Mon, Mar 04, 2013 - Page 8 News List


228 Incident was a massacre

Kudos to Ketty Chen for her “Remembering Taiwan’s Tragic Past” piece, (Features, Feb. 28) and an extra round of applause for her consistently referring in the article to the “228 Massacre” instead of the “228 Incident.”

I recommend the Taipei Times and all of us adopt the same nomenclature when discussing this horrific episode in Taiwan’s history.


In early March 1770, British military presence in Boston led to a tense situation that came to a head when British soldiers fired into a crowd of US patriots.

Three US civilians were killed at the scene of the shooting. This “incident” in would go into history as “the Boston Massacre” and foreshadowed the outbreak of the US Revolutionary War also known as “The American War of Independence.”

In comparison, about 28,000 people were killed in Taiwan from Feb. 28, 1947 and during the subsequent White Terror era.
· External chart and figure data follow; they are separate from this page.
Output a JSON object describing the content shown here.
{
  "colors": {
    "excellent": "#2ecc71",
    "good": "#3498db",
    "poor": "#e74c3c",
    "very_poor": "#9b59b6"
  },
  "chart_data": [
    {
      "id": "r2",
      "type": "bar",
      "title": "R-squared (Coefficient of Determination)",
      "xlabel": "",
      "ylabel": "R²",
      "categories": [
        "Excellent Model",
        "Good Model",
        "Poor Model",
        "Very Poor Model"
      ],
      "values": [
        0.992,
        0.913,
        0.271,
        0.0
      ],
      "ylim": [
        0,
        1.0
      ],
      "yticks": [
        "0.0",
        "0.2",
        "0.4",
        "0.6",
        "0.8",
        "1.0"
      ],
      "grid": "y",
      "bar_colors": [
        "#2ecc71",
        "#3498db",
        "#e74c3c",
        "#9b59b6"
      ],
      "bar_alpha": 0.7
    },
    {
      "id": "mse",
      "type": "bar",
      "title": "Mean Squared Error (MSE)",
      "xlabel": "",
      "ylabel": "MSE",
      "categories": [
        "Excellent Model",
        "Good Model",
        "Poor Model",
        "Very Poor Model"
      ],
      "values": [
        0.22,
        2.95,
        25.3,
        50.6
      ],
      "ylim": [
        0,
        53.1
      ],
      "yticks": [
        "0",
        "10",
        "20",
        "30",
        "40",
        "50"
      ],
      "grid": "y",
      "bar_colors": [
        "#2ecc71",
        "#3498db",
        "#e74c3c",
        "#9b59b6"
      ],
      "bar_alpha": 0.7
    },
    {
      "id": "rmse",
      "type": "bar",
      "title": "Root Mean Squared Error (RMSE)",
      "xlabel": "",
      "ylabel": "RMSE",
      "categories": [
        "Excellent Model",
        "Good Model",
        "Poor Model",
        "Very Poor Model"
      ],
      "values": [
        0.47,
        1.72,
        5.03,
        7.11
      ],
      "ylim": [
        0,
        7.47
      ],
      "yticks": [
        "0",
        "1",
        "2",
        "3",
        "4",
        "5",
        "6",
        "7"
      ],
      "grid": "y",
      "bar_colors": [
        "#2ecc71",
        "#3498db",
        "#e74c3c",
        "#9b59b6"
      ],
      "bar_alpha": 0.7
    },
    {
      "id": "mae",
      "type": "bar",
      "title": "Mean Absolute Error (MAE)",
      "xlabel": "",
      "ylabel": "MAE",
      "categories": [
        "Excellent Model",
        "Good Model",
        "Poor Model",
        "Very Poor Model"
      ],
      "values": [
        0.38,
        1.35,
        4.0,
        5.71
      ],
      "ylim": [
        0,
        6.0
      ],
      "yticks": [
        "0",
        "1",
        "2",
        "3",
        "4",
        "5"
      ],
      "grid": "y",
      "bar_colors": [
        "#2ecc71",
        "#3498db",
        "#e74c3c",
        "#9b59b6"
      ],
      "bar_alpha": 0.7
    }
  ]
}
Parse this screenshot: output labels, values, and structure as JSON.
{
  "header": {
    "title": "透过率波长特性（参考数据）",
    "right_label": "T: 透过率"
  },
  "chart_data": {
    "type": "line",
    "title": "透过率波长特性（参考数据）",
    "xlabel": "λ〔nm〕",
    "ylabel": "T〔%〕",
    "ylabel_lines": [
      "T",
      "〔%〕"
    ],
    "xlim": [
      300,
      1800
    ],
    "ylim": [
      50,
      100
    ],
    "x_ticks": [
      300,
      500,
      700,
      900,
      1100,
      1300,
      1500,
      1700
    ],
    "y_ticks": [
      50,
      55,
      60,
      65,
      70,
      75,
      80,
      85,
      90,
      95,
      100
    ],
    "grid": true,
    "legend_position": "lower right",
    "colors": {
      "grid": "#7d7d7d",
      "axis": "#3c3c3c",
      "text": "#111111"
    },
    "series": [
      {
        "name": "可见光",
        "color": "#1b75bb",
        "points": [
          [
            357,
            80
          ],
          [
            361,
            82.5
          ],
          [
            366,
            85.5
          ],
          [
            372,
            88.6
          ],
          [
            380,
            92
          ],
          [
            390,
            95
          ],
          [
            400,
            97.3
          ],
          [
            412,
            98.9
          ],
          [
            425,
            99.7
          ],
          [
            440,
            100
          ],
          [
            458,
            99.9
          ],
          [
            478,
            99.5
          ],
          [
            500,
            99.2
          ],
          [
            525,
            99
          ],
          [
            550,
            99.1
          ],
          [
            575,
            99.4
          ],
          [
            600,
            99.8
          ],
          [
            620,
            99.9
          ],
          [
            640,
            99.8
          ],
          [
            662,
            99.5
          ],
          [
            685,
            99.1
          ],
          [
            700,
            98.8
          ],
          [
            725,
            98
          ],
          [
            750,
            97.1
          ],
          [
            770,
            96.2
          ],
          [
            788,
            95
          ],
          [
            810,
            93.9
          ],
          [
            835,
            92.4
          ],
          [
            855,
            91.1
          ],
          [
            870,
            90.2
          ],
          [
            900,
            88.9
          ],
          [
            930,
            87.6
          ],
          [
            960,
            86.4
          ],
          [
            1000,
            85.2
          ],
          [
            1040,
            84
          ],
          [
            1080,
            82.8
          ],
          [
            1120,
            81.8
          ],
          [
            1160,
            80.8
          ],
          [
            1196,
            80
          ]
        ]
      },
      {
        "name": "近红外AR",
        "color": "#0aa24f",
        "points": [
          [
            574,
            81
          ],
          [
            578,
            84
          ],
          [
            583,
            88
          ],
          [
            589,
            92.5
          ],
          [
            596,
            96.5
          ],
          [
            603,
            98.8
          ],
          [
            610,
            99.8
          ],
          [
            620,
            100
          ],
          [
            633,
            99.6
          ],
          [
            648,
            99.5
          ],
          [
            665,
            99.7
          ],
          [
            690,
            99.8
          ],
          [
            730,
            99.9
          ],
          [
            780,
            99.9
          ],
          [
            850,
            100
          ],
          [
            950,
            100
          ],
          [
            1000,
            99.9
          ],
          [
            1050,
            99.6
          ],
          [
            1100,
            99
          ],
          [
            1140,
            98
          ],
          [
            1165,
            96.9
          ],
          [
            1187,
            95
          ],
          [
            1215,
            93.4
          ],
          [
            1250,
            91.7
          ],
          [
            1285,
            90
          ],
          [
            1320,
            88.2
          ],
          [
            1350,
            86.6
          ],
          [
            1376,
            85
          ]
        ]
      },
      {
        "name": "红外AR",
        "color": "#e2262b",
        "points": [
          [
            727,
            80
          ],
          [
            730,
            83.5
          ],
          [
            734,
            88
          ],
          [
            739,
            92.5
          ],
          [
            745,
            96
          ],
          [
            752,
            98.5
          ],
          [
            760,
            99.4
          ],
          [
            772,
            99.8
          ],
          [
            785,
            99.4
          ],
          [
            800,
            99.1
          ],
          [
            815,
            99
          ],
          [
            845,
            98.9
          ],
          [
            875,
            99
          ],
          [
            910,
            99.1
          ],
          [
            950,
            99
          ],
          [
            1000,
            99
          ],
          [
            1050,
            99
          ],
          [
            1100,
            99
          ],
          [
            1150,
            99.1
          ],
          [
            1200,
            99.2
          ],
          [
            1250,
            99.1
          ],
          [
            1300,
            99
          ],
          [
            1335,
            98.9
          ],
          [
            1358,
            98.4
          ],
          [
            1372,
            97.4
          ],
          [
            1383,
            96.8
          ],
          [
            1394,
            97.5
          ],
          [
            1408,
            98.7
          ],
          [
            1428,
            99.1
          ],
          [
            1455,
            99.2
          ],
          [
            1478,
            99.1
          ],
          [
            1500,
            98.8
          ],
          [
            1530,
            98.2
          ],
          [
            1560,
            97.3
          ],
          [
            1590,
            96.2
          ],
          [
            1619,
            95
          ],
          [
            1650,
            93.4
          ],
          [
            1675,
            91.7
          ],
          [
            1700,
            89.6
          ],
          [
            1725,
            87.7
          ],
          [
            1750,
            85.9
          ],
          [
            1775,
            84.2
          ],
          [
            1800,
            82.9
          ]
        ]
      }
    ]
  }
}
My point is: If we can refer to the March 1770 event in the US as a massacre, we can certainly refer to the 1947 happenings in Taiwan as a massacre.

We must not downplay this tragedy.

Coen Blaauw


Fracking not the answer

The article, “US ‘shale revolution’ a positive step”, (Feb 26, pg. 8) is just another overly optimistic and somewhat misinformed opinion about this latest purported panacea to solve the world’s energy crisis.

First, it completely ignores the environmental catastrophe that shale fracking represents.

In the process of releasing shale natural gas, a witch’s brew of more than 250 known carcinogens is released into the freshwater aquifers of the US, potentially polluting the entire US drinking water supply.

In 2005, amendments to the US Safe Drinking Water Act were passed at the behest of former US vice president Dick Cheney and his Halliburton minions, preventing the US Environmental Protection Agency from investigating the safety of this process, and a tsunami of corrupt, corporate cash prostitutes any rational discussion within individual states.

Second, the ability of these natural gas wells to sustain high levels of production is already shown to be ephemeral.

Older wells are already showing signs of collapse even though these are themselves relatively recent. The chance of restoring production in these is nil.

A natural gas glut is undermining prices in the US and starting to cause ripples in the investment community.

Continuing a public relations campaign to keep up the hoopla is a necessity to maintain a current financial bubble in the industry and your article may be an inadvertent spinoff of this effort.

However, no sane person would contemplate permitting the continuing environmental devastation that is being reeked by fracking. Not unless one has a black-hearted financial stake in allowing it to continue.